De twee-conclusie-regel toepassende en gezien het bezwaar van Permar tegen de wijziging van het verzoek, heeft het hof tijdens de mondelinge behandeling overwogen en beslist dat het in het ingediende aanvullende verzoekschrift opgenomen verzoek is aan te merken als een nieuwe beroepsgrond en te laat is ingediend, zodat het buiten beschouwing zal worden gelaten en recht zal worden gedaan op het in het verzoekschrift opgenomen verzoek en de daaraan ten grondslag liggende beroepsgronden.
5.4
In het verzoekschrift is door [verzoeker] verzocht de bestreden beschikking te vernietigen en Permar te veroordelen het salaris (door) te betalen vanaf 1 maart 2017, zijnde de datum met ingang waarvan de kantonrechter de arbeidsovereenkomst tussen partijen heeft ontbonden. Ingevolge artikel 7:683 lid 3 BW kan het hof in hoger beroep evenwel enkel in het geval van een ten onrechte ontbonden arbeidsovereenkomst deze herstellen dan wel een billijke vergoeding toekennen.

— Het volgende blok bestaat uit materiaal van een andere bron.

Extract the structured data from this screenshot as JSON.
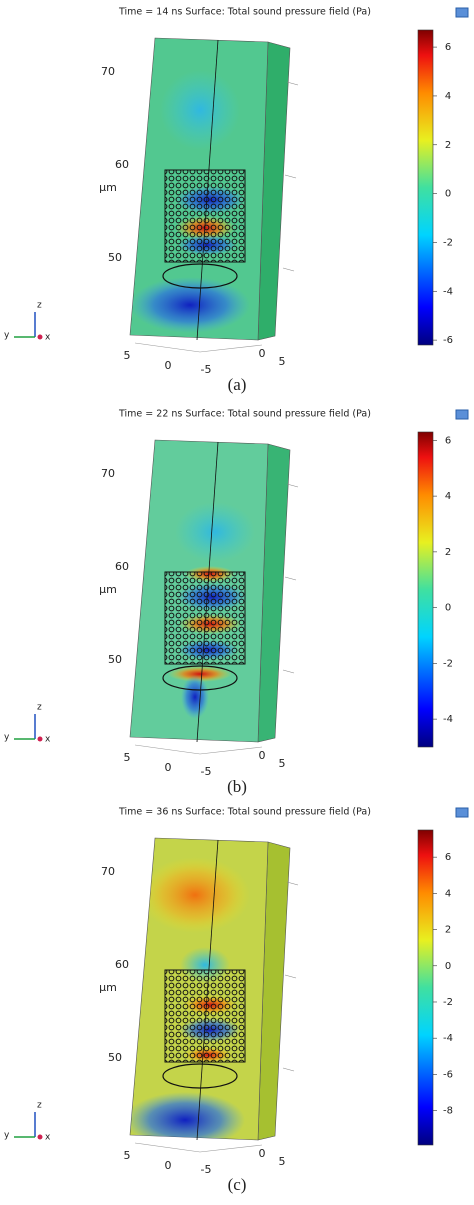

Hij kan niet een ontbinding van de arbeidsovereenkomst ongedaan maken door de beschikking van de kantonrechter te vernietigen, zoals door [verzoeker] is verzocht in het verzoekschrift.
Dit betekent dat de arbeidsovereenkomst is ontbonden per 1 maart 2017 en dat er geen grondslag bestaat voor (door)betaling van het salaris na die datum zoals [verzoeker] heeft verzocht. Daarmee is het belang aan de beroepsgronden die zich richten tegen de ontbinding ontvallen en moet het hoger beroep van [verzoeker] om die reden worden verworpen.
5.5
[verzoeker] zal, als de in het ongelijk te stellen partij, worden veroordeeld in de kosten van het hoger beroep, aan de zijde van Permar te bepalen op € 716,- griffierecht en € 1.788,- voor salaris advocaat volgens liquidatietarief (2 punten, tarief II).

6.De beslissing

Het hof, beschikkende in hoger beroep:
verwerpt het hoger beroep tegen de beschikking van de kantonrechter in de rechtbank Gelderland, zittingsplaats Arnhem, van 13 januari 2017;
veroordeelt [verzoeker] in de kosten van het hoger beroep, tot aan deze beschikking aan de zijde van Permar vastgesteld op € 716,- aan griffierecht en op € 1.788,- voor salaris advocaat volgens het liquidatietarief, te voldoen binnen veertien dagen na betekening van deze beschikking, en – voor het geval voldoening binnen bedoelde termijn niet plaatsvindt – te vermeerderen met de wettelijke rente te rekenen vanaf bedoelde termijn voor voldoening;
verklaart de veroordeling tot betaling van de proceskosten uitvoerbaar bij voorraad en wijst af wat meer of anders is verzocht.
Deze beschikking is gegeven door mrs. C. Hoogland, P.L.R. Wefers Bettink en M.E.L. Fikkers en is uitgesproken ter openbare terechtzitting van 22 augustus 2017 in aanwezigheid van de griffier.